Ookla analysis has revealed that most 5G networks are powerful enough to support text-centric AI, but performance benchmarks fall significantly short of the latencies required for emerging AI use cases.
Text-based large language models (LLMs) require around 50 milliseconds (ms), which, according to benchmarking research undertaken by Ookla, is achieved in 18 out of 22 markets it assessed, while 13 markets currently achieve the latencies required for conversational voice (under 40ms).
However, future AI modalities, such as augmented reality (AR) vision, will need a minimum multiserver latency of less than 30ms, while the ultimate target multi-server latency to support such services will be sub-10ms – which isn’t available in any market at this time. Ookla noted that “minimum thresholds represent the level below which users are likely to notice degraded quality” while “target thresholds represent where consistently good performance becomes achievable.”

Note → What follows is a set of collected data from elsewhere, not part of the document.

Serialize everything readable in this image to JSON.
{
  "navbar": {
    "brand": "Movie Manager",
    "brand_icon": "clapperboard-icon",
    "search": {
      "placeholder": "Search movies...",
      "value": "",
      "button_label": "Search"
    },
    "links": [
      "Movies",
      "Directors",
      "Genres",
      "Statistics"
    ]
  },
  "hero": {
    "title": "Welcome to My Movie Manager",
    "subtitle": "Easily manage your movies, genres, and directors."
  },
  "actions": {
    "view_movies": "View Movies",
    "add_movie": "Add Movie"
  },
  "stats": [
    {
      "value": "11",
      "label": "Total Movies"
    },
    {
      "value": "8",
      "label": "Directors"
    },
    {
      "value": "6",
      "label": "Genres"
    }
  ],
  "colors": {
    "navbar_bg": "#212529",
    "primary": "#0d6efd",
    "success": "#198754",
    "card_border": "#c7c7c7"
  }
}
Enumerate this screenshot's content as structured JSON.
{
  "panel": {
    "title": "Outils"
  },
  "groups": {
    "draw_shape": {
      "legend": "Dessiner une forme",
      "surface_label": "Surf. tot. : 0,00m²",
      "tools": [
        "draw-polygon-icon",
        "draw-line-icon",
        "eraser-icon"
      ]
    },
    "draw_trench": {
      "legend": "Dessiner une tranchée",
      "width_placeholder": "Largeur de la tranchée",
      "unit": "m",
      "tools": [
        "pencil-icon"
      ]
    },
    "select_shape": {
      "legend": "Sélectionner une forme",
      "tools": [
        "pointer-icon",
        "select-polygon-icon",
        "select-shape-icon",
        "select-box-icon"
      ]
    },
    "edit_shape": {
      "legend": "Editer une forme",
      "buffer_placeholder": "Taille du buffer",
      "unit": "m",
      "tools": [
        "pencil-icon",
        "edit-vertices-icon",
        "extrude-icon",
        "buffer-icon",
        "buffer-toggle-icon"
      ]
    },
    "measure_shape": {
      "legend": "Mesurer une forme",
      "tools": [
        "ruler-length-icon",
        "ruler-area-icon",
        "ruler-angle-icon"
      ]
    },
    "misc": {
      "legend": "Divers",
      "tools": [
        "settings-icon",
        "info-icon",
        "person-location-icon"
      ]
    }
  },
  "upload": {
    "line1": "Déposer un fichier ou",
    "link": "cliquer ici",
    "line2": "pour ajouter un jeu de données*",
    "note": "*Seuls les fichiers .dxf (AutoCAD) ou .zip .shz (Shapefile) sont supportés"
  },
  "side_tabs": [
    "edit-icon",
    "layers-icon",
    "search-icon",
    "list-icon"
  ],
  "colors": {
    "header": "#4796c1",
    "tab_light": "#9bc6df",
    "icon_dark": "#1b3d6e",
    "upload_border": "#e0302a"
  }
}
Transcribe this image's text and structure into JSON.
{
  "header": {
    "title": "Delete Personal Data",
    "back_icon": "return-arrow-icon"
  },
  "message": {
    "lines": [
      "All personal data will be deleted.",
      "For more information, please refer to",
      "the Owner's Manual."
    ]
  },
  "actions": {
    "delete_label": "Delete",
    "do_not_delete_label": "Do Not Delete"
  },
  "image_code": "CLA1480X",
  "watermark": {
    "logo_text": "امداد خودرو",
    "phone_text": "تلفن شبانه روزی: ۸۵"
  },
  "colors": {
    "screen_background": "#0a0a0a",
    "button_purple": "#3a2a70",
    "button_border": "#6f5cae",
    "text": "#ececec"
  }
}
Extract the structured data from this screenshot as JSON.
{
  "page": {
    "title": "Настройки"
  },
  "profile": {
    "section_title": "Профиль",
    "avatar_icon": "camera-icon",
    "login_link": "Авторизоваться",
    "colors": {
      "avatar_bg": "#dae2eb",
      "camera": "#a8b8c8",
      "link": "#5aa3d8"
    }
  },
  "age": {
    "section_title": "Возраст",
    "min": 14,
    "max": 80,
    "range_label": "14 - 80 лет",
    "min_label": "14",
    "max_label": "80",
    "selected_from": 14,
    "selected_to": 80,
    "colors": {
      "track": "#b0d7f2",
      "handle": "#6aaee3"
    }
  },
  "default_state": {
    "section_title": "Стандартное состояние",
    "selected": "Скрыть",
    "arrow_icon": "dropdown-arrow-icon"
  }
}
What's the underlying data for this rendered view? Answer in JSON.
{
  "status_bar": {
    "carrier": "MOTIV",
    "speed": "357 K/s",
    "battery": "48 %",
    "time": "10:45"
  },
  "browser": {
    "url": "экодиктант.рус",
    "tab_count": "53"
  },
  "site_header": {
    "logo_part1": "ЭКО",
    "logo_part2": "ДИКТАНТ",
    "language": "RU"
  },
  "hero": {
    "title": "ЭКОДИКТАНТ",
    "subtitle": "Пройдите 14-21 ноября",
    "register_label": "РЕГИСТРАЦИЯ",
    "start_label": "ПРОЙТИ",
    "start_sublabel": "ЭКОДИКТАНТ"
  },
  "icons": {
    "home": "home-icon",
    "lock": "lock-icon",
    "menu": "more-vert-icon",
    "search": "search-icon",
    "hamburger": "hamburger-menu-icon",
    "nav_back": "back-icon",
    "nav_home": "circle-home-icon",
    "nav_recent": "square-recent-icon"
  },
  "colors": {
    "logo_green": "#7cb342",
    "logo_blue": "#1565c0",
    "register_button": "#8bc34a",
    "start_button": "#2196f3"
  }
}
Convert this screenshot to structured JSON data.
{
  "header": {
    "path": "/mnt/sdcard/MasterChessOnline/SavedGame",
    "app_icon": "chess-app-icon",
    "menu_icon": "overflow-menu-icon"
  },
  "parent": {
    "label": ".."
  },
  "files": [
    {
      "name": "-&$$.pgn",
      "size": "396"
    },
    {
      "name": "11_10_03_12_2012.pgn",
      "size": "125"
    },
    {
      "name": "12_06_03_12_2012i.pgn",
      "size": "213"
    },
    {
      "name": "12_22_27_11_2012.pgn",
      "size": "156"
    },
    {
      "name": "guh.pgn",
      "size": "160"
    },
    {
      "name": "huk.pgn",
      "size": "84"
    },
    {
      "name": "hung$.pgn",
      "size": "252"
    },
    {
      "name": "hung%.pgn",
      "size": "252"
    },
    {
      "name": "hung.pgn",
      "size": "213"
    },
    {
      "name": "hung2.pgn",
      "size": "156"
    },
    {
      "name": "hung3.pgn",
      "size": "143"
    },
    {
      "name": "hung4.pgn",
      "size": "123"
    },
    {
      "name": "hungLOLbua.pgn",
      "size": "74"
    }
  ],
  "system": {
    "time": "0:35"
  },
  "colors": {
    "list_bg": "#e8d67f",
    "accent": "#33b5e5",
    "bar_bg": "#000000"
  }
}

In its most recent report, Ookla found that the dominant AI traffic on mobile networks today is text-based LLMs, which generate a two-phase traffic pattern. Firstly, a user prompt travels upstream to a cloud inference server, then the response streams back token by token in irregular bursts determined by the server-side compute load, which can cause delays, similar to messaging.
Latency was also found to generally hold up under normal conditions but degrades sharply under load, and in an uneven way. Degradation ratios run from 3.7x to 11.4x across markets, and the gap between operators inside a single market is as wide as the gap between markets.
In the report, Ookla also argued that benchmarking needs to move beyond traditional measures. In judging AI readiness, Ookla said that performance indicators, such as upload capacity, latency and path to the cloud, are favoured over indicators such as download speeds, something for which the Accenture-owned company is well known (and trusted) for benchmarking.
The geographic breakdown shows that of the 22 markets benchmarked, only Singapore meets the minimum multiserver latency required for future modalities, such as AR vision, at 24.6ms (though that is still some way from achieving the target threshold of sub-10ms).